Teknik patronun, futbolcuları ihanetle suçlaması, sabote ettiklerini ima etmesi, onları eleştirmesi kendisini ve başkanı kurtarma hamlesidir.
O kadroyu kim kurdu?
Posası çıkmış onca futbolcuyu kim transfer etti?
Başkan, Başkan’ın CEO’su ve teknik patron!
Kulübün borcunu ikiye katlayacaksın, onca transfer yapacaksın sonra suçu sahadaki futbolculara atacaksın.
Adama, hadi git oradan derler!
Bir önceki maçta Bosingva takımın en iyisi.. Alıyorsun onu ortaya Zeki’yi oraya yerleştiriyorsun.
İlk golde Zeki ayakkabısını bağlıyor, ikinci golde topu Trabzonspor filelerine gönderiyor.
Gerçi dün gecenin faturasını Zeki’ye veya kaleci Fatih’e kesmek insafsızlık olur.
Burada Zeki kadar ona forma veren de sorumludur.
Milyon dolarlar verilerek alınan oyuncular ne yaptı?
Birinin olumlu bir iş yaptığını kim söyleyebilir.
Zaten, bu oyuncular iyi olsaydı kulüpleri bunları bırakmazdı.
Her maç sonrası yaptığımız değerlendirmede, Trabzonspor’un defansının teklediğini, orta saha ve forvetinin olmadığı yazıyorduk.
Karabük maçında da tablo aynı!
Şimdi bunu biz görüyoruz da, teknik adam görmüyor mu?
Trabzonspor’un işi gerçekten çok zor!
Kadro yeni imiş, o imiş, bu imiş.. Hepsi hikaye!
Oyuncuların yeni veya eski olması sahada koşmalarını, mücadele etmelerini mi engelliyor?
Yenisi de eskisi de sahada yürüyor.
Yazık ve de günah!
Trabzonspor ekonomik ve saha sonuçları olarak uçuruma gidiyor.

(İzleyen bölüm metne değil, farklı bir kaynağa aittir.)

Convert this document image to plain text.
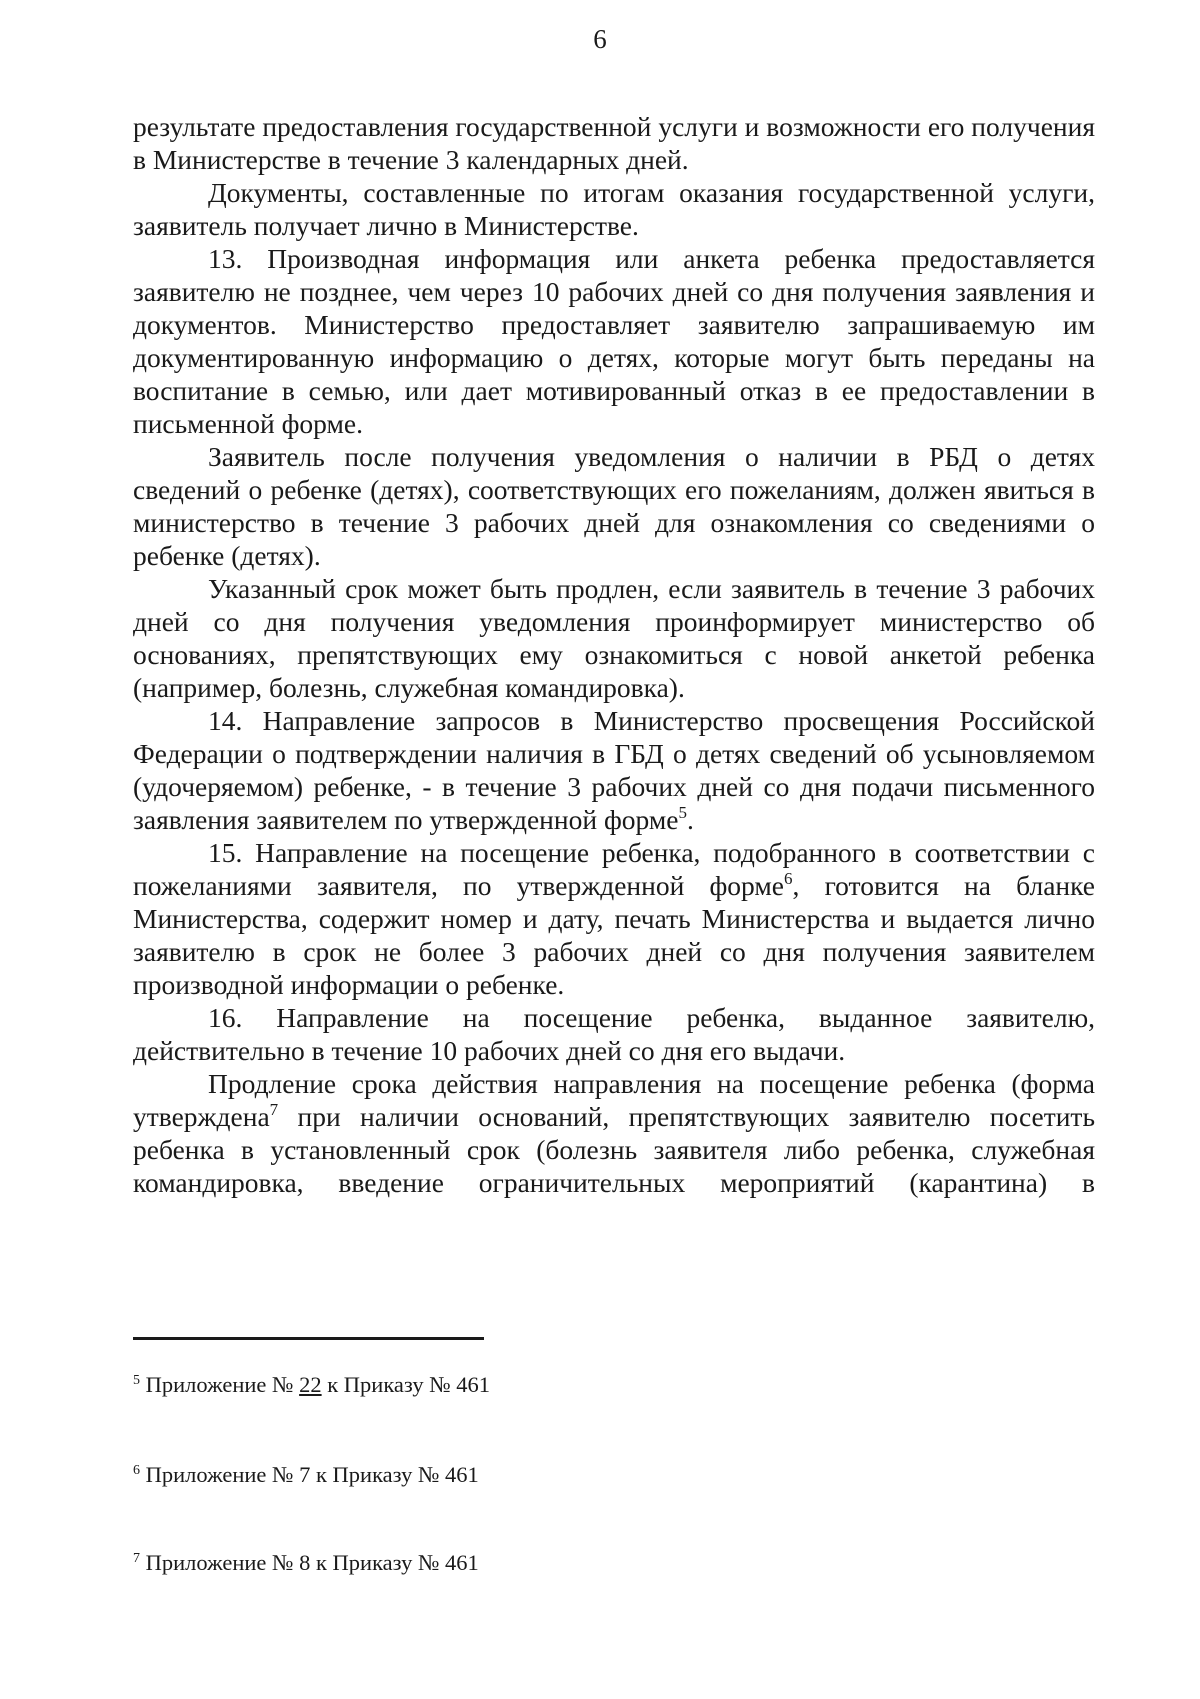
6

результате предоставления государственной услуги и возможности его получения в Министерстве в течение 3 календарных дней.

Документы, составленные по итогам оказания государственной услуги, заявитель получает лично в Министерстве.

13. Производная информация или анкета ребенка предоставляется заявителю не позднее, чем через 10 рабочих дней со дня получения заявления и документов. Министерство предоставляет заявителю запрашиваемую им документированную информацию о детях, которые могут быть переданы на воспитание в семью, или дает мотивированный отказ в ее предоставлении в письменной форме.

Заявитель после получения уведомления о наличии в РБД о детях сведений о ребенке (детях), соответствующих его пожеланиям, должен явиться в министерство в течение 3 рабочих дней для ознакомления со сведениями о ребенке (детях).

Указанный срок может быть продлен, если заявитель в течение 3 рабочих дней со дня получения уведомления проинформирует министерство об основаниях, препятствующих ему ознакомиться с новой анкетой ребенка (например, болезнь, служебная командировка).

14. Направление запросов в Министерство просвещения Российской Федерации о подтверждении наличия в ГБД о детях сведений об усыновляемом (удочеряемом) ребенке, - в течение 3 рабочих дней со дня подачи письменного заявления заявителем по утвержденной форме$^5$.

15. Направление на посещение ребенка, подобранного в соответствии с пожеланиями заявителя, по утвержденной форме$^6$, готовится на бланке Министерства, содержит номер и дату, печать Министерства и выдается лично заявителю в срок не более 3 рабочих дней со дня получения заявителем производной информации о ребенке.

16. Направление на посещение ребенка, выданное заявителю, действительно в течение 10 рабочих дней со дня его выдачи.

Продление срока действия направления на посещение ребенка (форма утверждена$^7$ при наличии оснований, препятствующих заявителю посетить ребенка в установленный срок (болезнь заявителя либо ребенка, служебная командировка, введение ограничительных мероприятий (карантина) в

$^5$ Приложение № 22 к Приказу № 461
$^6$ Приложение № 7 к Приказу № 461
$^7$ Приложение № 8 к Приказу № 461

Bu gidişin tek sorumlusu ; kulüp başkanlığını, yerli işbirlikçilerin desteği, o veya bu vaatle kulübe başkan olan İbrahim Hacıosmanoğlu’dur.
Hani bir söz vardır, ‘Balık baştan kokar’ diye…
Trabzonspor’un bu duruma gelmesinin sorumlusu sahadaki futbolcular değil, kulübü yönetenlerdir, kulübün başkanıdır, başkana destek verenlerdir.